Boston Symphony Orchestra/Andris Nelsons at Carnegie Hall (1) – Sebastian Currier’s Divisions & Brahms 2 – Lars Vogt plays Beethoven

Sebastian Currier
Divisions [Boston Symphony Orchestra co-commission: New York premiere]
Piano Concerto No.3 in C minor, Op.37
Symphony No.2 in D, Op.73

Lars Vogt (piano)

Boston Symphony Orchestra
Andris Nelsons

Reviewed by: Gail Wein

Reviewed: 20 October, 2015
Venue: Stern Auditorium, Carnegie Hall, New York City

Andris NelsonsPhotograph: Marco BorggreveAndris Nelsons is a demonstrative conductor. That may sound redundant, but as he led the Boston Symphony Orchestra his routine fell along the spectrum between athlete and prima ballerina: he swayed from side to side, gestured in grand and subtle ways, bent back from the waist limbo-style, forward with his head, and swept his baton over the cellos as if it were supported by an invisible air stream. He was riveting to watch, and the BSO responded to his graceful and emphatic gestures with exceptional musicality. This is Nelsons’s second season as music director of the Boston Symphony, and already the mutual affection is clear: over the summer, his contract was extended through 2022.

Nelsons’s effective management was especially apparent in Brahms’s Second Symphony. It was a rare experience to hear an orchestra communicate emotions and ideas so clearly, as if telling a story. In the first movement, one of Brahms’s loveliest melodies wafted through Carnegie Hall, Nelsons finely sculpting phrases and the musicians paying keen attention to detail. Also effective was the oboe melody over pizzicato cellos in the third movement, and the joyful forte that burst out from the quiet opening of the Finale.

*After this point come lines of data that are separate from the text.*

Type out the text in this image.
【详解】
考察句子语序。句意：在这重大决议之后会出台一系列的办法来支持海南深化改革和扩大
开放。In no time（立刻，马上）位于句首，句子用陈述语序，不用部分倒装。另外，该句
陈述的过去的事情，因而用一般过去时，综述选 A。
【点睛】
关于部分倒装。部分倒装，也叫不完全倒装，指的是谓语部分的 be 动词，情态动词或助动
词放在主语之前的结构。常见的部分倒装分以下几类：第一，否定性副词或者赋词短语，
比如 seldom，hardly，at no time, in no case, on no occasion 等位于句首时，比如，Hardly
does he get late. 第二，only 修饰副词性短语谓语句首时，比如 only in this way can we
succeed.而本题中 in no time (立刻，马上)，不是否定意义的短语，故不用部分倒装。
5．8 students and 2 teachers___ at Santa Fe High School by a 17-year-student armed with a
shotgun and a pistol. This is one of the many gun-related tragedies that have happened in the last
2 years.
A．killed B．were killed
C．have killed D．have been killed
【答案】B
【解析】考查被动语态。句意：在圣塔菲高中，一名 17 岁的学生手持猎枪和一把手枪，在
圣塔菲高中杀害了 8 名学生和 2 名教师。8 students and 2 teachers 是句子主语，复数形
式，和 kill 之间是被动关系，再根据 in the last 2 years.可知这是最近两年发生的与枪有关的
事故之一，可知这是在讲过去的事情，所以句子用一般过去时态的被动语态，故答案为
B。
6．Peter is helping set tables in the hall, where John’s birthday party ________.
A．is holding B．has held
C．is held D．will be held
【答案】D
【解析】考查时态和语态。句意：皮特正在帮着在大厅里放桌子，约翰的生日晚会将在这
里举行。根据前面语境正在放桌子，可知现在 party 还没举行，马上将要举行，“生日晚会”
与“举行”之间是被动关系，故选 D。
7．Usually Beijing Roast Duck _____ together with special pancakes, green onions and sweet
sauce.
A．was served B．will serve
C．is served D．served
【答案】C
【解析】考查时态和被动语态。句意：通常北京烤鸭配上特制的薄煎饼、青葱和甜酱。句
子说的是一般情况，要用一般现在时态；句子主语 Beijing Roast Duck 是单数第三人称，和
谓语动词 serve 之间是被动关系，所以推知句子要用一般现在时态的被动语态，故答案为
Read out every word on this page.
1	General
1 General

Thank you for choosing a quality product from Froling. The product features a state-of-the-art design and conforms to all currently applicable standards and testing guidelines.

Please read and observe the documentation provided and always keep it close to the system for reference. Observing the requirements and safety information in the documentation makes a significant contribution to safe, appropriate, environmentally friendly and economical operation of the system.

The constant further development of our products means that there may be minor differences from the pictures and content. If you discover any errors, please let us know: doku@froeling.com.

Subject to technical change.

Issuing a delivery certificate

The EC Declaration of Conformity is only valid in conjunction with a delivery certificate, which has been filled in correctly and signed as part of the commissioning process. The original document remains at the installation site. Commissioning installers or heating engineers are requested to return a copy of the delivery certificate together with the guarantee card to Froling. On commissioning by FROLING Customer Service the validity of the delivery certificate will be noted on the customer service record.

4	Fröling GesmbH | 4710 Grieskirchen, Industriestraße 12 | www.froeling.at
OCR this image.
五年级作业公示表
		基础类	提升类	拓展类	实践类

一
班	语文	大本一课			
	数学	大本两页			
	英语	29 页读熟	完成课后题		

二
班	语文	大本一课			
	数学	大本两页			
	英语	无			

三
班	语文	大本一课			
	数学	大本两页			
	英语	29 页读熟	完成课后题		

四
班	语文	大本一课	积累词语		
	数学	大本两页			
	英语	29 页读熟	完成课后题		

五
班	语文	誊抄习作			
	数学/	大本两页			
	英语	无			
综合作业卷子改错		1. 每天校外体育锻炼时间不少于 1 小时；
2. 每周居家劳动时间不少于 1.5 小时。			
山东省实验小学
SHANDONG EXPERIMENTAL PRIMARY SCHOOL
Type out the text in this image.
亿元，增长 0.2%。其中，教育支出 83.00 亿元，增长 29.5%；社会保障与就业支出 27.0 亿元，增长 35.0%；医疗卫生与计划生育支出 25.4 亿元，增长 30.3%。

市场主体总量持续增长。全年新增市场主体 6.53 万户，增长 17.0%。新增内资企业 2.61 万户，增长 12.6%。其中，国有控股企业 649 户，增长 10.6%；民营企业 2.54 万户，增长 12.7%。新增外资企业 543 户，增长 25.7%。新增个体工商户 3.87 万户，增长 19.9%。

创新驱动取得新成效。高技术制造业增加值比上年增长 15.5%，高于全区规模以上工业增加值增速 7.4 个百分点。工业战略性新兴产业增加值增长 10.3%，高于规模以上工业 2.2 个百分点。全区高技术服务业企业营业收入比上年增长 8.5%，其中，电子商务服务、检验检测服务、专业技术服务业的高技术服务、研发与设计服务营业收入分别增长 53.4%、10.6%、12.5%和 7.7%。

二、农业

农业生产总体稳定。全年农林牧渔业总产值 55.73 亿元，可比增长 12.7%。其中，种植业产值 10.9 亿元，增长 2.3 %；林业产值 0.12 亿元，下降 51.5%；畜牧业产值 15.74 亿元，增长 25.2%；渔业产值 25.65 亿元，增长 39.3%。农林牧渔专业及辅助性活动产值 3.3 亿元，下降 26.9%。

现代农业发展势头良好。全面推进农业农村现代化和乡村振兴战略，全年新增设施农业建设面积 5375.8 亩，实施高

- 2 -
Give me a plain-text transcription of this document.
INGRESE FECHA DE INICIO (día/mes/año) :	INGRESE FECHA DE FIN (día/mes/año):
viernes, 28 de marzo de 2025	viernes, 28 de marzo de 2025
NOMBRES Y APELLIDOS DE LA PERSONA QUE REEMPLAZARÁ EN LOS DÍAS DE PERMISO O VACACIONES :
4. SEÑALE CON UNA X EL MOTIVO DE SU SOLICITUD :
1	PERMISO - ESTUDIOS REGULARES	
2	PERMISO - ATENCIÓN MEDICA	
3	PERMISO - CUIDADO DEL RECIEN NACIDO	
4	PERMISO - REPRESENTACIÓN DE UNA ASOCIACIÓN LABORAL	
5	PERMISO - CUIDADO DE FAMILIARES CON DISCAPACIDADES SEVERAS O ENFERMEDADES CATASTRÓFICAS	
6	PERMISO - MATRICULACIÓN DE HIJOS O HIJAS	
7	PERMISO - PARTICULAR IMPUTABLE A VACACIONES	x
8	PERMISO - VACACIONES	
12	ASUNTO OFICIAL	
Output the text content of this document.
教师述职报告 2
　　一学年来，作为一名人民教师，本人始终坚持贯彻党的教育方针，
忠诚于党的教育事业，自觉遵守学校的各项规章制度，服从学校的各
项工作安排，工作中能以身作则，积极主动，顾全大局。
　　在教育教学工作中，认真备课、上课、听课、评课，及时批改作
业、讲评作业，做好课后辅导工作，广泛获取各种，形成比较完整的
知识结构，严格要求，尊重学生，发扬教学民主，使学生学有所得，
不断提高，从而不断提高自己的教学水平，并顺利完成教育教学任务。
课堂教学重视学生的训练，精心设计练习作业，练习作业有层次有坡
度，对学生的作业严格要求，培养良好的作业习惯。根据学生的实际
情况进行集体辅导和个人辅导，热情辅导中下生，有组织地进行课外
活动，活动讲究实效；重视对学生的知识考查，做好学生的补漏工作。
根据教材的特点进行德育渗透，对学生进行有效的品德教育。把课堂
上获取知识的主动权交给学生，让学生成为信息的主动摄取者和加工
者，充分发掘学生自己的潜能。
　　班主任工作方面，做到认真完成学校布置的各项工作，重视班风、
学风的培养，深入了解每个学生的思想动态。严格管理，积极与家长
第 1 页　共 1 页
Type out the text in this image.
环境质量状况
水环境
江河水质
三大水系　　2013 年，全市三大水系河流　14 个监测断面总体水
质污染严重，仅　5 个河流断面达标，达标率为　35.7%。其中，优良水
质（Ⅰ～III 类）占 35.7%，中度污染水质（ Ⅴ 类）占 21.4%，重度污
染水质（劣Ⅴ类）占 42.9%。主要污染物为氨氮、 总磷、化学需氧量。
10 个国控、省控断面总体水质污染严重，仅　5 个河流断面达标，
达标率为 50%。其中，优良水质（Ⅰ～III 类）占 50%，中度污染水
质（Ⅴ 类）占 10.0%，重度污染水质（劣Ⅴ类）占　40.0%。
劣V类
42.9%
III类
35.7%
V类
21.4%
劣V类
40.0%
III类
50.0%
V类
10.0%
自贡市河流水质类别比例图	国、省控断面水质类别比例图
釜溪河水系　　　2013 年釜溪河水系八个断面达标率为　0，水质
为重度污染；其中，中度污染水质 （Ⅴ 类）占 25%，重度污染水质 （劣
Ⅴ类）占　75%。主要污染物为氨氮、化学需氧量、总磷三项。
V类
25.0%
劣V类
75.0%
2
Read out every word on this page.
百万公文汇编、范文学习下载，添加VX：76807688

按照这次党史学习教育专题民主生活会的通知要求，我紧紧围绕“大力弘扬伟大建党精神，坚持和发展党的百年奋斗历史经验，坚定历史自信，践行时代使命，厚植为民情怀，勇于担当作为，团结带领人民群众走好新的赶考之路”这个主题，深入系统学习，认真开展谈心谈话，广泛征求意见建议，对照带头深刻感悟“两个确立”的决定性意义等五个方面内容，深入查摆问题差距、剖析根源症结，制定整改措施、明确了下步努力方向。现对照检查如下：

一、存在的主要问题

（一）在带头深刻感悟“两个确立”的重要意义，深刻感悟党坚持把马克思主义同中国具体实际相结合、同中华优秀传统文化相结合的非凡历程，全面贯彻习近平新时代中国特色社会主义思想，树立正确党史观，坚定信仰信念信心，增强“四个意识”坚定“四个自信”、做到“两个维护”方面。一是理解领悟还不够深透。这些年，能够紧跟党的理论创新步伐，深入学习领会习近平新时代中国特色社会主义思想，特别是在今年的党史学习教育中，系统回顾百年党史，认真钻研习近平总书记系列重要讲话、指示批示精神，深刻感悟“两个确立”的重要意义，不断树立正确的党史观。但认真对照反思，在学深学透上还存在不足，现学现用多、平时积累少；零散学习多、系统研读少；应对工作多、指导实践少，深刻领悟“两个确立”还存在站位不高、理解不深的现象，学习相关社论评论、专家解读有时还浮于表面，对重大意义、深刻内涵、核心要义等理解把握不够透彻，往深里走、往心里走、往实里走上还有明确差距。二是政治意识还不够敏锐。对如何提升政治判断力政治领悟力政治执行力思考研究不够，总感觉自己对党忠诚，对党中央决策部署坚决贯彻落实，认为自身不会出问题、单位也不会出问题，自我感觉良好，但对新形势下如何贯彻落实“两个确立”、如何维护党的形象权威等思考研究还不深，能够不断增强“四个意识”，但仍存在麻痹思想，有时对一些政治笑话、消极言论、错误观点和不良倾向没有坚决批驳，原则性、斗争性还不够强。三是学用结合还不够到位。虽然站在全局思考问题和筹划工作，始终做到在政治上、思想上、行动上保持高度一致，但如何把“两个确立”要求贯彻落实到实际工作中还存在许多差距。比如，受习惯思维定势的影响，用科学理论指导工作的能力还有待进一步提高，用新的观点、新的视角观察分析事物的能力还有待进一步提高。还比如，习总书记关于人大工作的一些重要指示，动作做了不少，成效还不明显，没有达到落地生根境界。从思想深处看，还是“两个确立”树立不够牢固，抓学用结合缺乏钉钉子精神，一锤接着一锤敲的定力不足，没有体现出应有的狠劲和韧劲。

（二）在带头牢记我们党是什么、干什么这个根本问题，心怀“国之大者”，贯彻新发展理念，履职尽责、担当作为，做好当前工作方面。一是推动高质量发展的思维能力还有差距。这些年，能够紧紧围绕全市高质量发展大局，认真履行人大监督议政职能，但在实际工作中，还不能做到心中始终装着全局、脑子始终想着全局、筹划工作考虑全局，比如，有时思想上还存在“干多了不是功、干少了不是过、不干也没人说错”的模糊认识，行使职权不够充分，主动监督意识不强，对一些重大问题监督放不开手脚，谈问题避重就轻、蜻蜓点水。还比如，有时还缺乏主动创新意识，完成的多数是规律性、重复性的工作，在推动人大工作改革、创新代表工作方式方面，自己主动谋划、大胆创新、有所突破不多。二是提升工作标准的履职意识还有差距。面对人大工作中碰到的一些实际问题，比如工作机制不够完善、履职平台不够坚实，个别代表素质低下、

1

Lars VogtPhotograph: © Neda Navaee 2014Lars Vogt, substituting for Paul Lewis, played Beethoven’s Third Piano Concerto. In his hands, rapid passages were clean and smooth, and lyrical sections rang clear and bell-like. Nelsons had the balance between piano and orchestra well in control, and Vogt paid careful attention to dynamics, executing some beautiful pianissimo passages. In the opening of the slow movement he created a solemn mood that was enhanced by the outstanding woodwind choir. That was contrasted by the rather bawdy opening of the Finale, which came across almost as a ragtime rhythm.

The concert opened with Sebastian Currier’s Divisions (2014). Among the commissioners is the National Orchestra of Belgium, to mark its commemoration of World War One. Currier has created a stirring study in contrasts: the languid melancholy of a trumpet versus sweet harp plucks; misterioso strings one moment, big brass chords the next; and rapidly shifting moods interspersed with silence, in homage to War’s casualties. Nelsons made the most of this winning work, weaving seemingly disparate parts into a cohesive, multi-layered narrative.